Other ways to accumulate demerits include running out of gas or hitting the cones. Driving over the motorist meant helping fix their car, no demerits for that or beating your suspect up while the sarge ain't lookin'.
Note, if you hadn't already, we said it's "almost never acceptable to insult or make fun of somebody based on their weight." There is at least one exception, people who brag about being able to consume as much food as two or three others while at the same time lamenting on how terrible it is to be fat. Usually this person will be a friend, so you'll wanna skip an outright insult in favor of something like "Well yeah, it would be good to slim down some <NAME>, but then you won't be able to tell me about eating three boxes of Girl Scout cookies in one sitting anymore..."
We number Batmen in the order we got to know them , Batman 2 = Michael Keaton. Batman 1 = Adam West, Batman 3 = Val Kilmer etc. Back?

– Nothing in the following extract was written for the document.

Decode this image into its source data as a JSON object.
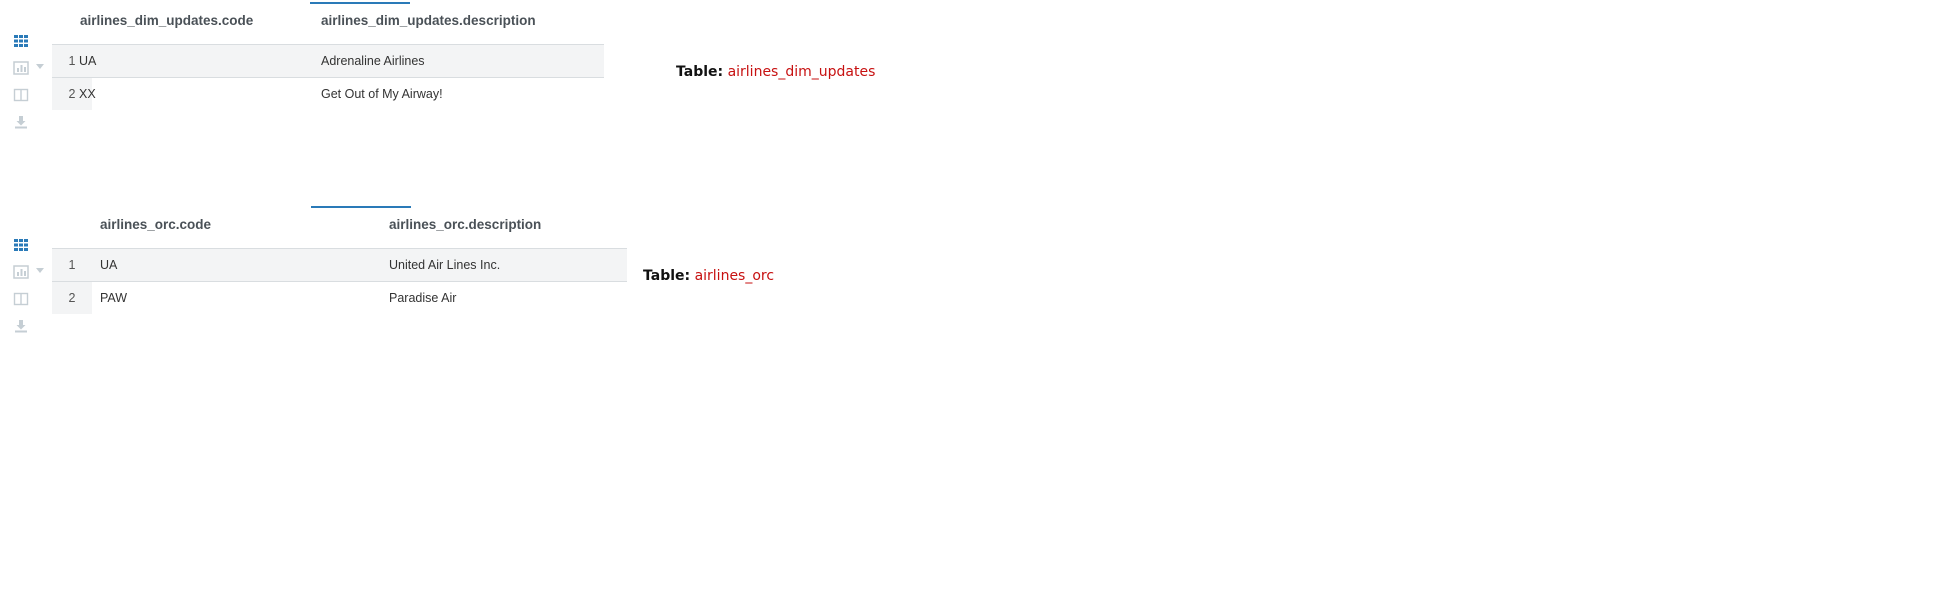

Granted we spent more time talking about how it's ok to discriminate against fat people on airplanes, but believe it or not, that's part of the message. Fat people have their weight problems brought to their attention, directly and indirectly, for such stupid reasons that they may confuse actual concerns with more hate.
Glad you could make it Scottie, but please put some more clothes on! Hey don't look so mad, if you want road rash, stay just the way you are. Though while we're talking about it, don't you think marching against anorexia might not be the best way to show your support?

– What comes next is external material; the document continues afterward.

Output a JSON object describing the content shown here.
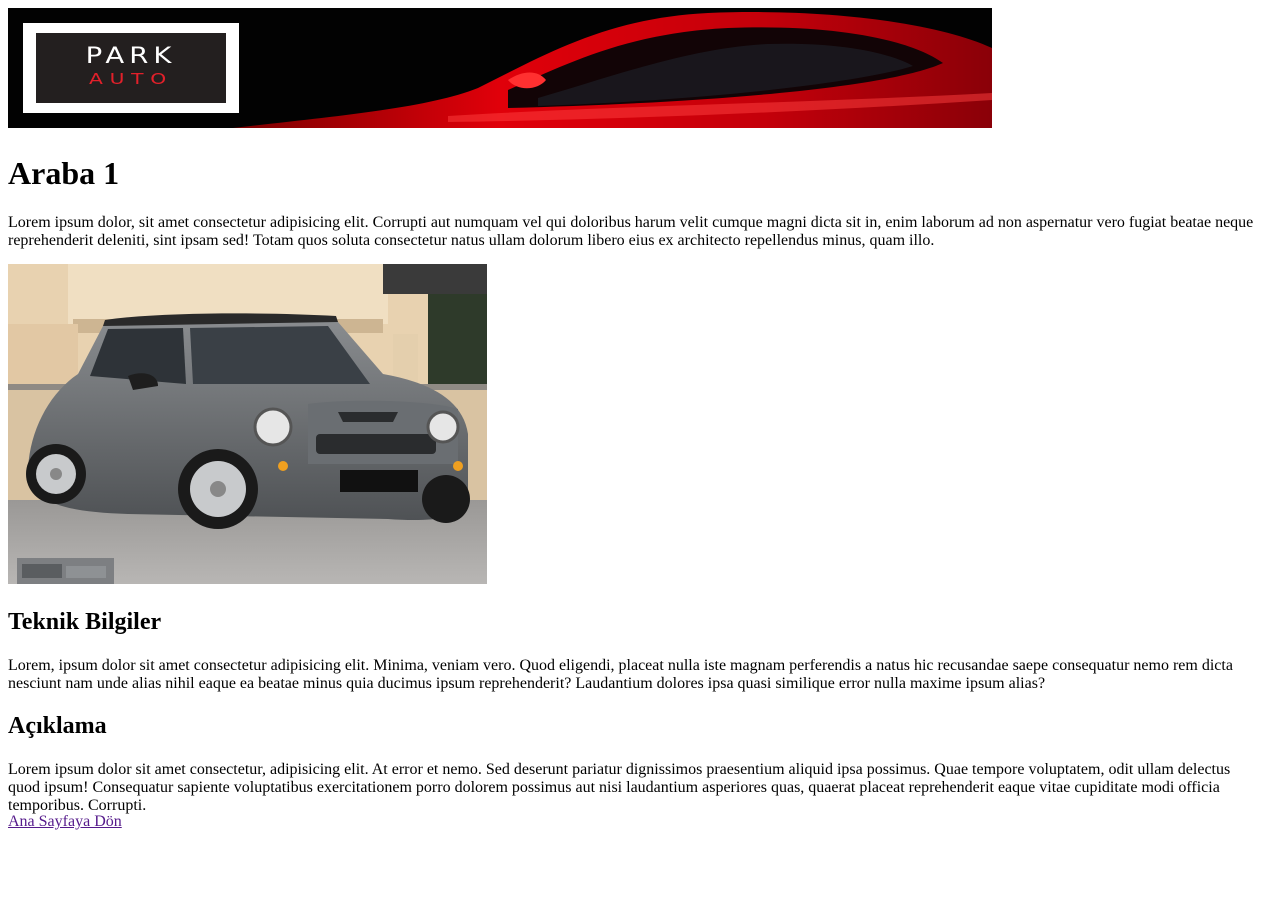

When Kevin Smith is directing, walking his dog (assuming he has one), going to a restaraunt or anything along those lines: He has the right not to be made fun of for his large body. (His movies are fair game though, nobody says you have to take bullshit like Clerks 2 or Chasing Amy without a word.)On the other hand, there are times and places where his weight, might actually be a problem.
Or a bonus...
Imagine Smith was stuck on a frozen peak with two people, who together, weigh as much as he does. Then a helicopter arrives to rescue them, but can only lift enough to equal either Smith or both other people. Who gets rescued first, assuming nobody's really hurt of course, two people or Kevin Smith? We'd tend to think that getting as many people back to safety as quickly as possible is the best way to go, and 2 is more than 1. Don't worry though, in this imaginary scenario the chopper comes back for Silent Bob and everyone lives happily ever after.